Much of the recent discussion about the fiscal cliff has focused on the role of the wealthy and their obligation to shoulder the public debt load. With the debt at $16T and the relative concentration of wealth in the US, the wealthy might not ultimately have much of a choice. The top quintile of wealth is going to have to shoulder almost all of the load.
America is a wealthy country, so technically there is enough money to extinguish the whole debt if we needed to, but it would likely take extending the scope of taxation beyond income and into wealth. The savings rate in the US ("leftover" income) is already very low, so there isn't a whole lot of room to tax income more without severely impacting consumption. There is, however, plenty of wealth, but it happens to be highly concentrated because low income households don't save much. The top 20% of households hold 85% of the country's net savings.
Below is a chart of what the richest Americans' wealth looks like in relation to the Federal debt. The Forbes 400 could only cover ~10% of the total.
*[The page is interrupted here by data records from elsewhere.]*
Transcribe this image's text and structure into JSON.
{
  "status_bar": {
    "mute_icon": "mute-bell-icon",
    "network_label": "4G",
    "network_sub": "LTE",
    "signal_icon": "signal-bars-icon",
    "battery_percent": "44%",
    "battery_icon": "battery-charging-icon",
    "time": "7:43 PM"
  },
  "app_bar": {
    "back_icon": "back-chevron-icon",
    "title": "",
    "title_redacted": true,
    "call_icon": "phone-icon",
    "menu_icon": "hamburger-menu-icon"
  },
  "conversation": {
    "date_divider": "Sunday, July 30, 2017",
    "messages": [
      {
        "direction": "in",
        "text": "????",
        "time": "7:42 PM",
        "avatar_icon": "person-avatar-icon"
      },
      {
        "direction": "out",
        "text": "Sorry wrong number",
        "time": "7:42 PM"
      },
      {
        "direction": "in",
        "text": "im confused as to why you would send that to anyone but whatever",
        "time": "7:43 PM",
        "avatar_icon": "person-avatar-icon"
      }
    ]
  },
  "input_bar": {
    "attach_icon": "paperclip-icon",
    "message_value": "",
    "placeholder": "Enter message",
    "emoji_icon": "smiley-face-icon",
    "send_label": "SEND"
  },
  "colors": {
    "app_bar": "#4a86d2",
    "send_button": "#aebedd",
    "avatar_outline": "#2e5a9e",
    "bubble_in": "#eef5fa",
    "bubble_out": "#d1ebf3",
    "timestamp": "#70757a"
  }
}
The top 1% could cover the whole amount, but it would require a one time tax of 71% of their net worth (which includes assets like real estate, which would be tricky to implement).
If Uncle Sam wanted to keep a hypothetical debt extinguishment tax to 30% of an individual household's net worth, it would have to extend the tax across the top 20% of households, which would include households with an average net worth of ~$700k (that works out to ~210k for that household).
Source: Federal Reserve, Avondale Estimates of Net Worth Based on 2007 Wealth Concentration Statistics. |
Importantly this analysis only includes today's debt. It does not take into account the unfunded liabilities from social security and medicare. It's a little scary to think that the majority of American households have almost no savings and will be absolutely dependent on these programs as elderly. These two programs combined are estimated to have an NPV liability of ~$50T, which theoretically wipes out the net worth of the whole top 20%. Before anyone goes into crisis mode though, all that really means is that something will have to change over time.